What's interesting to me is that with the right institutions, surveillance does not actually even diminish one's right to qualified privacy.

It can be illegal to use identifiable data for various purposes, or illegal to use identifiable data in a non-fiduciary manner.

With respect to abuses of the surveillance power, it can be employed against those in power as well, to prevent abuses of their power. e.g. police bodycam can work against abusive police if the laws should support it.

So it's important to see surveillance as a sword that needs proper laws to use responsibly, that allows a society with proper laws to obtain better freedom from actual harm and also a better quality of life. If we should just bury our heads as the technology materializes, the abusers will be the ones to exploit surveillance infrastructure.

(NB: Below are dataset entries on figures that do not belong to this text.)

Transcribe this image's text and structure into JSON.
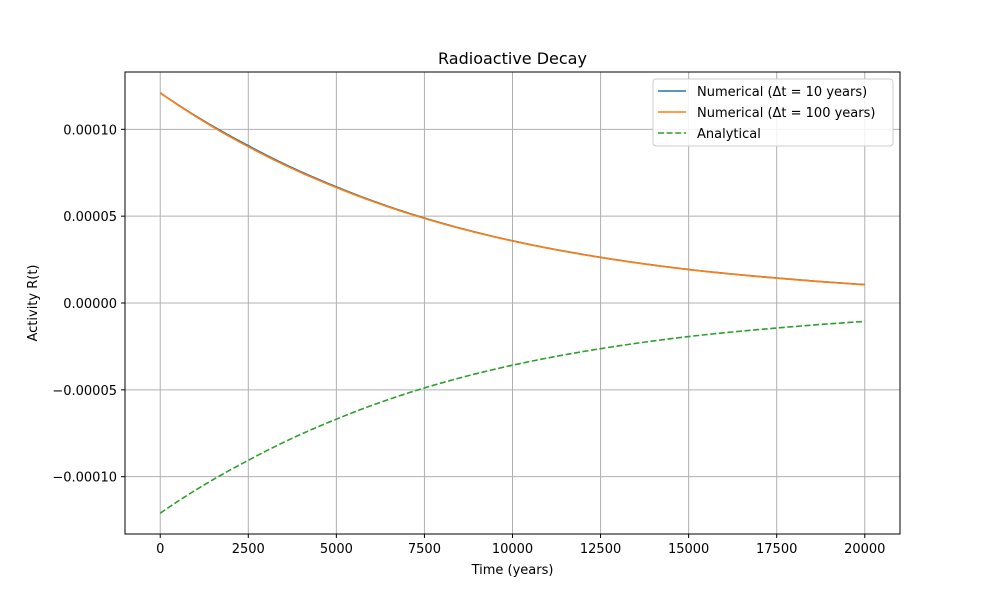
{
  "chart_data": {
    "type": "line",
    "title": "Radioactive Decay",
    "xlabel": "Time (years)",
    "ylabel": "Activity R(t)",
    "xlim": [
      -1000,
      21000
    ],
    "ylim": [
      -0.000133,
      0.000133
    ],
    "xticks": [
      0,
      2500,
      5000,
      7500,
      10000,
      12500,
      15000,
      17500,
      20000
    ],
    "xtick_labels": [
      "0",
      "2500",
      "5000",
      "7500",
      "10000",
      "12500",
      "15000",
      "17500",
      "20000"
    ],
    "yticks": [
      -0.0001,
      -5e-05,
      0.0,
      5e-05,
      0.0001
    ],
    "ytick_labels": [
      "−0.00010",
      "−0.00005",
      "0.00000",
      "0.00005",
      "0.00010"
    ],
    "grid": true,
    "legend_position": "top-right",
    "x": [
      0,
      2500,
      5000,
      7500,
      10000,
      12500,
      15000,
      17500,
      20000
    ],
    "series": [
      {
        "name": "Numerical (Δt = 10 years)",
        "color": "#1f77b4",
        "style": "solid",
        "values": [
          0.000121,
          9.06e-05,
          6.69e-05,
          4.89e-05,
          3.58e-05,
          2.63e-05,
          1.93e-05,
          1.44e-05,
          1.06e-05
        ]
      },
      {
        "name": "Numerical (Δt = 100 years)",
        "color": "#ff7f0e",
        "style": "solid",
        "values": [
          0.000121,
          9e-05,
          6.65e-05,
          4.87e-05,
          3.57e-05,
          2.62e-05,
          1.92e-05,
          1.43e-05,
          1.05e-05
        ]
      },
      {
        "name": "Analytical",
        "color": "#2ca02c",
        "style": "dashed",
        "values": [
          -0.000121,
          -9.06e-05,
          -6.69e-05,
          -4.89e-05,
          -3.58e-05,
          -2.63e-05,
          -1.93e-05,
          -1.44e-05,
          -1.06e-05
        ]
      }
    ]
  }
}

In cautionary tales like Nineteen-Eighty-Four, Brave New World, or in the design of the Panopticon, the surveillance power was in the hands of a large power, not themselves held accountable by surveillance. But with the right laws, a citizenry can hold a government accountable and limit government and powerful offices by surveillance. These tales fail to see the how surveillance can help strengthen egalitarian institutions. They were more concerned with demonstrating just how powerful surveillance is, a reasonable point, than with how it could be employed to reinforce egalitarian institutions.